Na prática, essa postura se traduz em pressões materiais concretas: exigências de aumento acelerado dos gastos militares, abertura dos mercados europeus a bens e serviços norte-americanos, alinhamento econômico voltado à contenção da China e restrições diretas ao alcance regulatório da UE.
A guerra da Ucrânia é um exemplo paradigmático. A administração trumpista aponta a UE e os governos europeus de sustentar expectativas irreais, bloquear soluções diplomáticas e dificultar processos democráticos internos para manter políticas impopulares.
O resultado é uma tensão estrutural: a UE é cobrada a agir como um ator soberano, mas tratada como se não dispusesse de legitimidade política, econômica e social plena.
Quando erguer a cabeça vira imperativo estratégico
A nova Estratégia de Segurança Nacional dos EUA afirma desejar uma Europa mais forte, soberana e capaz de se defender. Os EUA não descartam os europeus… Mas, tal autonomia deve ser cuidadosamente condicionada ao “corolário Trump à Doutrina Monroe”.
Os países europeus são incentivados a gastar mais em defesa, mas dentro de um ecossistema industrial, tecnológico e doutrinário dominado pelos EUA. Na prática, isso significa comprar equipamentos, sistemas e armamentos do complexo militar-industrial norte-americano. Nesse contexto, a Otan deixa de funcionar como uma comunidade política de segurança e passa a operar como instrumento de cobrança e disciplinamento dos países aliados.

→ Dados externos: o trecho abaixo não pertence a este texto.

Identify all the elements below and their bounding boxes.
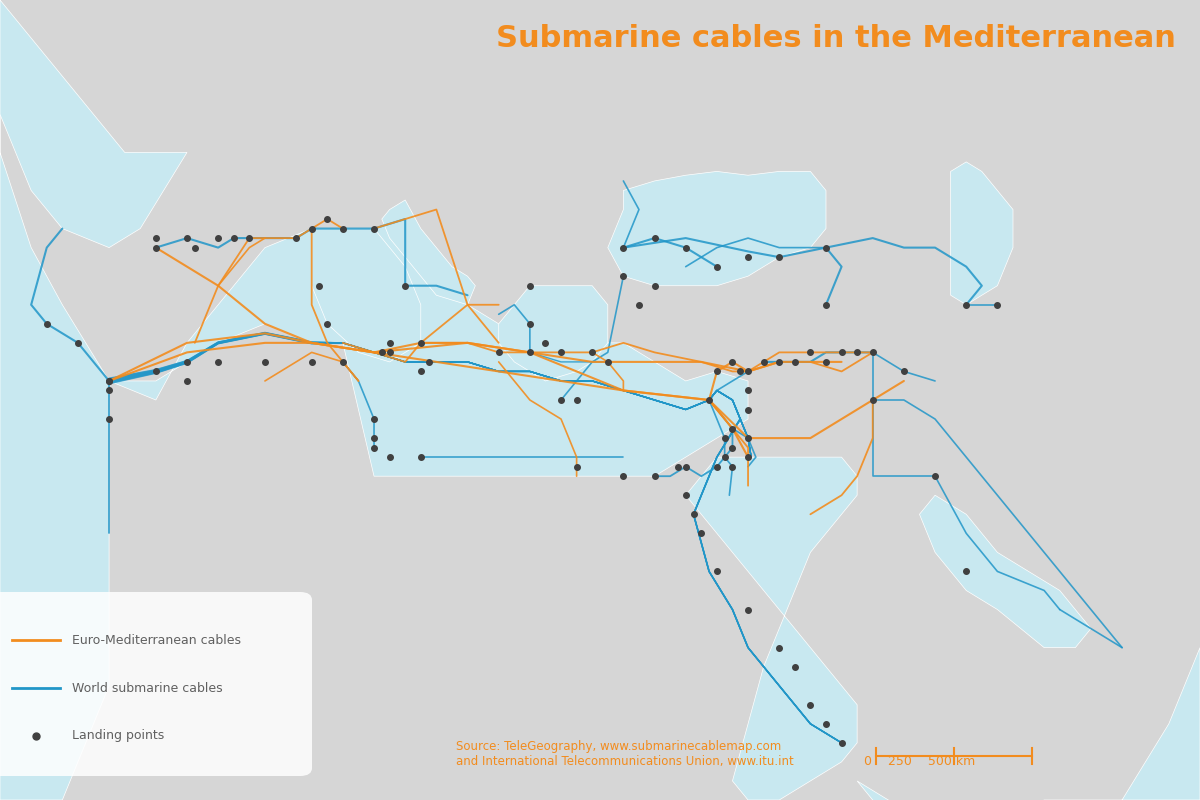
Polygon shape bbox=[950, 162, 1013, 305]
Polygon shape bbox=[685, 457, 857, 800]
Polygon shape bbox=[312, 229, 421, 362]
Text: Landing points: Landing points bbox=[72, 730, 164, 742]
Polygon shape bbox=[607, 171, 826, 286]
Polygon shape bbox=[857, 648, 1200, 800]
Polygon shape bbox=[499, 286, 607, 381]
Text: 0    250    500 km: 0 250 500 km bbox=[864, 755, 976, 768]
Text: World submarine cables: World submarine cables bbox=[72, 682, 223, 694]
Text: Submarine cables in the Mediterranean: Submarine cables in the Mediterranean bbox=[496, 24, 1176, 53]
Polygon shape bbox=[109, 219, 748, 476]
Polygon shape bbox=[0, 0, 187, 248]
FancyBboxPatch shape bbox=[0, 592, 312, 776]
Polygon shape bbox=[382, 200, 475, 305]
Polygon shape bbox=[0, 0, 109, 800]
Text: Source: TeleGeography, www.submarinecablemap.com
and International Telecommunica: Source: TeleGeography, www.submarinecabl… bbox=[456, 740, 793, 768]
Text: Euro-Mediterranean cables: Euro-Mediterranean cables bbox=[72, 634, 241, 646]
Polygon shape bbox=[919, 495, 1091, 648]
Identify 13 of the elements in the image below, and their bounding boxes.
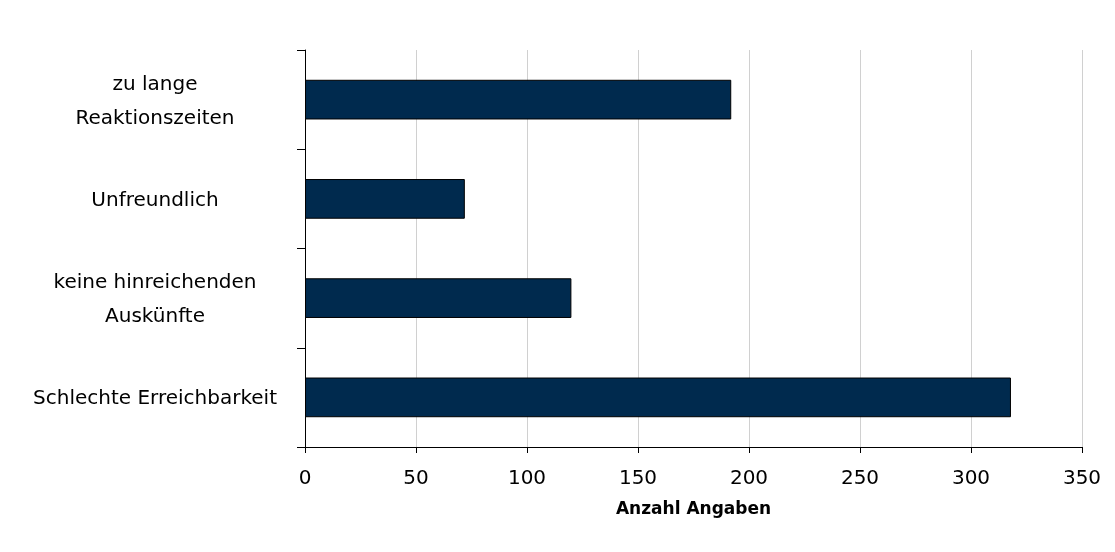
- y-tick-label: keine hinreichenden Auskünfte: [53, 269, 257, 328]
- x-axis-title: Anzahl Angaben: [615, 497, 772, 518]
- x-tick-label: 100: [507, 465, 547, 489]
- x-tick-label: 350: [1062, 465, 1102, 489]
- y-tick-label: zu lange Reaktionszeiten: [75, 70, 235, 129]
- y-tick-label: Schlechte Erreichbarkeit: [33, 385, 278, 410]
- x-tick-label: 150: [618, 465, 658, 489]
- x-tick-label: 300: [951, 465, 991, 489]
- x-tick-label: 250: [840, 465, 880, 489]
- y-tick-label: Unfreundlich: [91, 186, 219, 211]
- x-tick-label: 50: [403, 465, 429, 489]
- x-tick-label: 200: [729, 465, 769, 489]
- x-tick-label: 0: [298, 465, 312, 489]
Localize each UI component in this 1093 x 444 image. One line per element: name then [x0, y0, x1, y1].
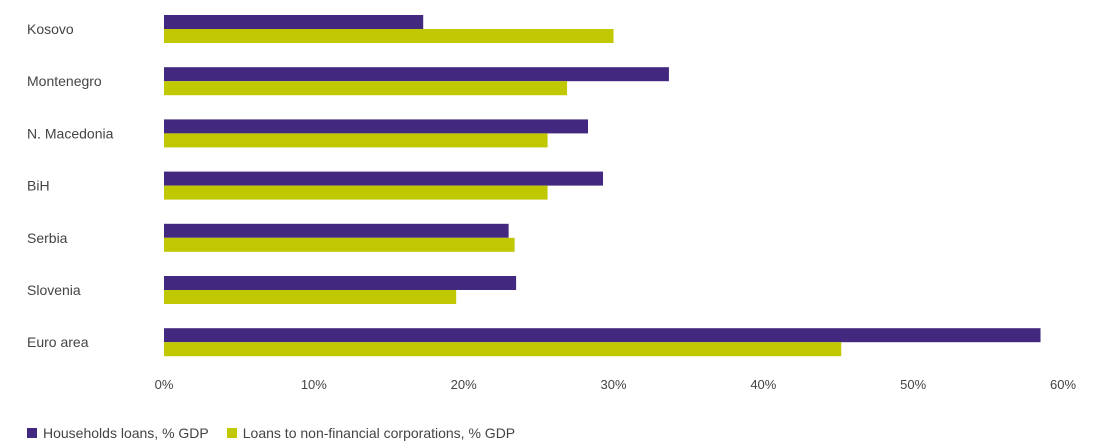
legend: Households loans, % GDP Loans to non-fin… [27, 425, 533, 441]
legend-swatch-households [27, 428, 37, 438]
category-label: Serbia [27, 230, 68, 246]
bar-corporations-slovenia [164, 290, 457, 304]
category-label: Kosovo [27, 21, 74, 37]
x-tick-label: 30% [600, 377, 626, 392]
legend-label-corporations: Loans to non-financial corporations, % G… [242, 425, 516, 441]
category-label: Slovenia [27, 282, 81, 298]
bar-corporations-serbia [164, 237, 515, 252]
bar-corporations-kosovo [164, 29, 614, 43]
category-label: Euro area [27, 334, 89, 350]
legend-label-households: Households loans, % GDP [43, 425, 209, 441]
bar-corporations-euro-area [164, 342, 842, 357]
bar-households-kosovo [164, 15, 424, 29]
category-label: BiH [27, 178, 50, 194]
bar-households-montenegro [164, 67, 669, 82]
bar-corporations-montenegro [164, 81, 568, 96]
category-label: Montenegro [27, 73, 102, 89]
legend-item-corporations: Loans to non-financial corporations, % G… [226, 425, 516, 441]
category-label: N. Macedonia [27, 125, 114, 141]
x-tick-label: 50% [900, 377, 926, 392]
x-tick-label: 40% [750, 377, 776, 392]
x-tick-label: 20% [451, 377, 477, 392]
bar-households-serbia [164, 223, 509, 238]
bar-households-slovenia [164, 276, 517, 290]
category-labels: Kosovo Montenegro N. Macedonia BiH Serbia Slo… [27, 21, 114, 350]
bars-group [164, 15, 1041, 357]
bar-households-bih [164, 171, 604, 186]
x-tick-label: 10% [301, 377, 327, 392]
x-axis-tick-labels: 0% 10% 20% 30% 40% 50% 60% [155, 377, 1077, 392]
x-tick-label: 0% [155, 377, 174, 392]
bar-corporations-n-macedonia [164, 133, 548, 148]
x-tick-label: 60% [1050, 377, 1076, 392]
bar-households-n-macedonia [164, 119, 589, 134]
bar-households-euro-area [164, 328, 1041, 343]
bar-corporations-bih [164, 185, 548, 200]
legend-item-households: Households loans, % GDP [27, 425, 209, 441]
legend-swatch-corporations [226, 428, 237, 438]
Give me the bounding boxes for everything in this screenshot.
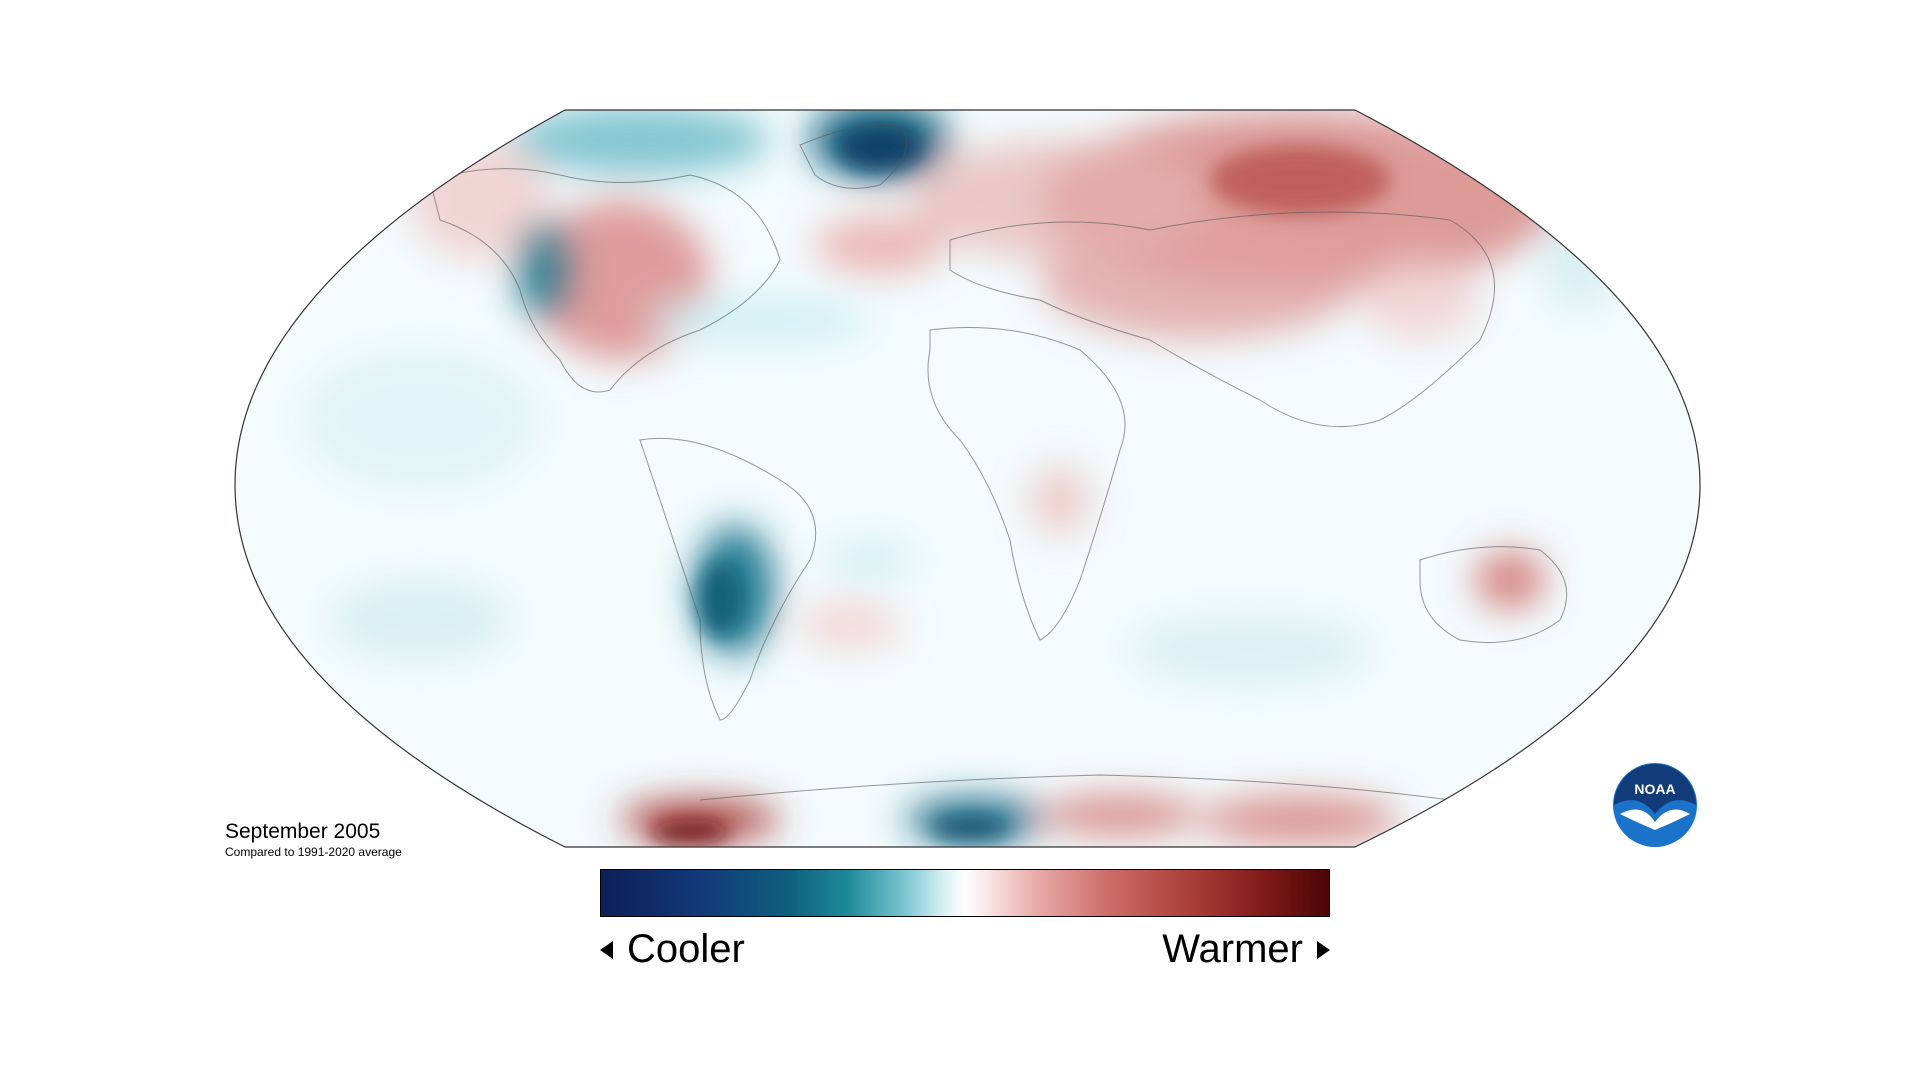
legend-warmer: Warmer — [1162, 927, 1330, 972]
noaa-logo-text: NOAA — [1634, 781, 1675, 797]
map-subtitle: Compared to 1991-2020 average — [225, 845, 402, 859]
legend-cooler-label: Cooler — [627, 927, 745, 971]
anomaly-field — [235, 110, 1700, 847]
triangle-left-icon — [600, 940, 613, 959]
legend-warmer-label: Warmer — [1162, 927, 1303, 971]
map-caption: September 2005 Compared to 1991-2020 ave… — [225, 820, 402, 860]
colorbar — [600, 869, 1330, 917]
map-date: September 2005 — [225, 820, 381, 843]
noaa-logo-icon: NOAA — [1613, 763, 1697, 847]
color-legend: Cooler Warmer — [600, 869, 1330, 983]
continent-outlines — [429, 123, 1568, 801]
triangle-right-icon — [1317, 940, 1330, 959]
legend-cooler: Cooler — [600, 927, 745, 972]
globe-outline — [234, 109, 1701, 848]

Além disso, Washington demonstra preferência por uma Europa fragmentada. Relações bilaterais seletivas são estimuladas, especialmente com países da Europa Central e Oriental, em detrimento do fortalecimento da UE como bloco. Documentos vazados indicam até tentativas de enfraquecer a coesão do projeto europeu.
No campo regulatório, o desconforto é ainda maior. A crítica aberta às políticas ambientais, industriais e digitais da UE coloca o bloco em posição defensiva permanente. Alinhar-se aos EUA implica contrariar consensos internos arduamente construídos; divergir, por sua vez, acarreta riscos de retaliação econômica e isolamento estratégico.
O que está em jogo é o clássico dilema das alianças: ao se distanciar dos EUA, a UE incorre no risco de enfraquecer um vínculo estratégico; ao preservá-lo sem reservas, assume os custos do constrangimento político e simbólico associados à conduta do aliado.
Entre o constrangimento e a maturidade política
Diante desse cenário, “erguer a cabeça” não é um gesto retórico, mas um imperativo estratégico. Não se trata de romper com os EUA, mas de recusar o papel de aliado subalterno.
Lideranças europeias já sinalizam essa direção. Kaja Kallas, chefe da política externa da UE, reafirmou os EUA como principal aliado, mas defendeu cooperação com respeito mútuo. Ursula von der Leyen, presidente da Comissão Europeia, foi mais direta ao advertir contra qualquer interferência – inclusive de Washington – nos processos democráticos europeus.
Autonomia estratégica não é antiamericanismo. É maturidade política. Sem ela, a UE corre o risco de ser relevante apenas como instrumento geopolítico, e irrelevante como projeto histórico próprio.
Portando, a UE não pode ser “quintal” dos EUA. Quanto mais cedo essa posição for afirmada com clareza, coerência e continuidade política, maiores serão as chances de desencadear e acelerar mudanças materiais concretas.